Top of the morning biker faithful. Traffic tickets can help or hurt your chances in a personal injury lawsuit, so let’s dive right into three things you need to know to understand what these tickets mean.
1. Paying a traffic ticket is an admission of guilt.
Why is this relevant? Let’s toss you into a quick hypothetical:
It’s a cold autumnal morning and you’re out riding your bike through town. A car on your left speeds up whips into your lane ahead of you, then has to slam the brakes due to the car in front of them. You slam your brakes on, but you’ve gone from having a safe distance ahead of you, to having no goddamn distance at all because of this driver. You smash into the back of their car and go propelling through the air like a ragdoll.
You wake up in the hospital, and a cop has written you a ticket for failure to stop in an assured clear distance.
Now let’s move past how unfair and ridiculous that ticket is, and look at this logically.

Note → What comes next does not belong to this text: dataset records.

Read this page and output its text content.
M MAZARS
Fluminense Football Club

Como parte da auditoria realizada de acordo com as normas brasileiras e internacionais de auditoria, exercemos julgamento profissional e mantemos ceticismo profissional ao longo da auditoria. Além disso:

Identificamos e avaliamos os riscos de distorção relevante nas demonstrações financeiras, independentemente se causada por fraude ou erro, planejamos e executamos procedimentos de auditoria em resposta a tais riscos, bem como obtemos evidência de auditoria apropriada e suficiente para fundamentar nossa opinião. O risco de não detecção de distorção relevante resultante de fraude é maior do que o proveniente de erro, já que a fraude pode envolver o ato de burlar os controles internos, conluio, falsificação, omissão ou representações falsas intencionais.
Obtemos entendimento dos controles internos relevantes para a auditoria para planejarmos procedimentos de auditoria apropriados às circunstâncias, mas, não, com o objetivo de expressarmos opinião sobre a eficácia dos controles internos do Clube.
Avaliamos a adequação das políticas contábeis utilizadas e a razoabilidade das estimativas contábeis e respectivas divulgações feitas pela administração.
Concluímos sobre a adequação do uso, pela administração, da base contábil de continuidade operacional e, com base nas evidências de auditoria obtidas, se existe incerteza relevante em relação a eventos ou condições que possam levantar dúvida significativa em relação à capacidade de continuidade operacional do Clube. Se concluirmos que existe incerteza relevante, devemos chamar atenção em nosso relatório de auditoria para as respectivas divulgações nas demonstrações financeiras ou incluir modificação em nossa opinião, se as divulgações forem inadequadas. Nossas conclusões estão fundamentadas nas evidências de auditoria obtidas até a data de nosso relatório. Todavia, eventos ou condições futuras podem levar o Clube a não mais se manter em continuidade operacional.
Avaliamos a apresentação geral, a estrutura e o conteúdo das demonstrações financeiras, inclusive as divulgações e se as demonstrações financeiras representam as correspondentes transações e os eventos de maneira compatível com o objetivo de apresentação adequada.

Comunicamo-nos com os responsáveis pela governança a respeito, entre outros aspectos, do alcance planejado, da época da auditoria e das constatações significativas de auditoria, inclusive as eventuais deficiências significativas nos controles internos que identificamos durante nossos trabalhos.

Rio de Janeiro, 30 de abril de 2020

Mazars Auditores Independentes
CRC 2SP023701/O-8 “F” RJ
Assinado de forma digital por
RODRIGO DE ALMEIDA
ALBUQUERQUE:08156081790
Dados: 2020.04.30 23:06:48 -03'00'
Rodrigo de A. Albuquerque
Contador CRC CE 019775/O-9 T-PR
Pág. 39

If you pay that ticket, you’re admitting guilt for an action that wasn’t your fault. You drove safely but didn’t get a chance to tell the police officer your side of the story after the crash, and the driver of the car is obviously going to cover their own ass.
If you admit that guilt by paying for the ticket, you have already damaged your potential personal injury lawsuit to help you recover from all the damage you’ve suffered.
Why is this?
Liability is the first fighting issue in any personal injury lawsuit. Liability is the determination of fault. Iowa law looks at a legal term called “comparative fault”. What this fancy term means is that you only have a case so long as your fault in the matter is 50% or less. By admitting fault, you’re complicating the question of liability the wrong way, and lessening your chances to recover full damages.
2. Getting a traffic ticket is not the end of the world, but it does not help your case.
If you go through that same hypothetical and don’t pay the ticket, you have to contest it with a not-guilty plea. You can’t just ignore the traffic ticket. Personal Injury attorneys may be willing to help you out with certain traffic tickets, to help you protect your personal injury case.
Regardless, understand that traffic tickets (citations from police) are never a good look if you are pursuing a personal injury case, but when you’re given one wrongfully, there are legal remedies at your disposal. If you find yourself in this boat, make sure you talk to us right away.
3. If the other driver is ticketed and pays the fine, they just unwittingly made your personal injury case easier to prove.
That’s because once the other driver pays the ticket, it is an admission that they violated the rules of the road, which equals negligence. Just like paying a traffic ticket makes your personal injury case more difficult for you, once the other driver pays a ticket, he has put himself behind the eight ball. The fact of payment of the ticket can be used against the other driver to show that they have admitted fault for the crash.